Involvement of Cav3.2 channels in the
development of inflammation and related mechanical hypersensitivity:
genetic evidence
Taking into consideration that no pharmacological tool is exclusively
specific to Cav3.2 channels, we investigated the
contribution of these channels in inflammation and related
allodynia/hyperalgesia using mice constitutively deleted of the CACNA1H
gene (Cav3.2 KO). In the carrageenan model,
Cav3.2 KO mice did not develop allodynia (Figure
2A left ) nor hyperalgesia (Figure 2B left ) compared to their
control wild-type (WT) littermates. Edema development was observed in
both WT and Cav3.2 KO mice but to a significantly lesser
extent in the latter (Figure 2C left ). In addition, the
pro-inflammatory cytokine IL-6 level in the edema was significantly
lower in Cav3.2 KO mice (Figure 2D left ). In
the CFA model, similar results were obtained: a lack of mechanical
nociceptive behavior in Cav3.2 KO mice (Figures
2A right and 2B right ) and a significant decrease in both edema size
(Figure 2C right ) and IL-6 level in the edema (Figure
2D right ) compared to those in WT animals. Thus, these findings
underscore the importance of Cav3.2 subtype channels in
inflammation and related allodynia/hyperalgesia.
Functional location of
Cav3.2 channels involved in inflammatory pain-like
symptoms
Next, we gained further insights into the role of Cav3.2
channels in inflammatory pain by investigating the impact of their
inhibition at different locations. We assessed the effect of the
deletion of Cav3.2 channels located in a population of
primary sensory neurons in mice, named C-LTMRs. These fibers express
both the sodium channel Nav1.8 and the calcium channel
Cav3.2 (François et al., 2015) and have been shown to
contribute to inflammatory pathological pain (Seal et al., 2009; Delfini
et al., 2013; François et al., 2015; Reynders et al., 2015; Urien et
al., 2017; Bohic et al., 2020). We therefore used a genetic mouse model
in which the expression of Cav3.2 channels is
conditionally knocked out in C-LTMRs, by crossing
Cav3.2GFP-flox KI with
Nav1.8cre KI mice as previously
described (François et al., 2015). In this mouse model
(Cav3.2Nav1.8 cKO), a significant
decrease in allodynia and hyperalgesia in the von Frey test was observed
after carrageenan (Figure 3A ) or CFA (Figures 3B )
injections compared to control
Cav3.2GFP-flox KI littermates. These
results evidenced that the Cav3.2 channels located on
C-LTMRs are required for the development of inflammatory
allodynia/hyperalgesia. This involvement of C-LTMRs-located
Cav3.2 channels could arise from their projection in the
spinal cord (pre-synaptic Cav3.2 channels) or their
origin in peripheral tissue (Cav3.2 channels on primary
afferent fibers). Therefore, the contribution of both locations was
studied. First, peripheral Cav3.2 channels involvement
was evaluated using an intraperitoneal injection of ABT-639 (10, 30 and
100 mg/kg), a peripherally restricted T-type calcium channels inhibitor.

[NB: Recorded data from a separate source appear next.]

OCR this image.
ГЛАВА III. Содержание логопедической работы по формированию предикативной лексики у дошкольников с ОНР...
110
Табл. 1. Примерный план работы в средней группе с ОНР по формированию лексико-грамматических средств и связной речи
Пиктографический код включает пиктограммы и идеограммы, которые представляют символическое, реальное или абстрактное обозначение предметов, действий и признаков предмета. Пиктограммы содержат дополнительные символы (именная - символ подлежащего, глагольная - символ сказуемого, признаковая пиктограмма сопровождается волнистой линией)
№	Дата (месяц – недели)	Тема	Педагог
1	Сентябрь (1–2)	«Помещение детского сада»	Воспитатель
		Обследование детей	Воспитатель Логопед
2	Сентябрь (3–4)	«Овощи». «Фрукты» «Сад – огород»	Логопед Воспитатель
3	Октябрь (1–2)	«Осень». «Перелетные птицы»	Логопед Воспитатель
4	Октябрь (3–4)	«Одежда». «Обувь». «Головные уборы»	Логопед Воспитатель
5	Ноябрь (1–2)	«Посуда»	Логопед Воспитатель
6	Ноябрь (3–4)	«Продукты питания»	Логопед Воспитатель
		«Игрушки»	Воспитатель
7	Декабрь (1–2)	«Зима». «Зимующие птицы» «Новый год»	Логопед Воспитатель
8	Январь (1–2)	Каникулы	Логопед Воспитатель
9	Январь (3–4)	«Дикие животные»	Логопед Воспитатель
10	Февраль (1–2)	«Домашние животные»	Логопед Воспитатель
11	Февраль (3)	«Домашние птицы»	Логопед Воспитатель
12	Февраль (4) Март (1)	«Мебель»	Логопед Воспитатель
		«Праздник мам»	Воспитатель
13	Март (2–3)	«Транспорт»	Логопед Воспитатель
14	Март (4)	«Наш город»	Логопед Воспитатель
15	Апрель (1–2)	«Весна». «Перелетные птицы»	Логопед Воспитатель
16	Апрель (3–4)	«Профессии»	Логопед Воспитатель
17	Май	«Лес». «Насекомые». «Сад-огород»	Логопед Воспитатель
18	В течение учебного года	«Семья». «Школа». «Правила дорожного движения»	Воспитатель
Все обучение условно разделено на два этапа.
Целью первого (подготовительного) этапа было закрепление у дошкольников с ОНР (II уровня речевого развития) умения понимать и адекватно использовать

After such treatment, we observed a robust analgesic effect on allodynia
and hyperalgesia at the two highest doses tested (30 and 100 mg/kg) in
both carrageenan (Figure 4A ) and CFA (Figure 4B )
models. This result was confirmed by performing an intraplantar
injection of ABT-639 (2.5 µg / mouse in 20 µl) in the CFA model
(Figure 4C ). Second, an intrathecal injection of ABT-639 (10 µg
/ mouse in 5 µl) was performed in the CFA model to determine the
contribution of Cav3.2 channels in primary afferent
spinal terminals to allodynia/hyperalgesia. The injection partially
reduced the responses to the von Frey test (Figure 4D ). Thus,
both pharmacological and genetic tools identified the involvement in
inflammatory pain of Cav3.2 located in primary afferent
neurons at both the peripheral and spinal terminals.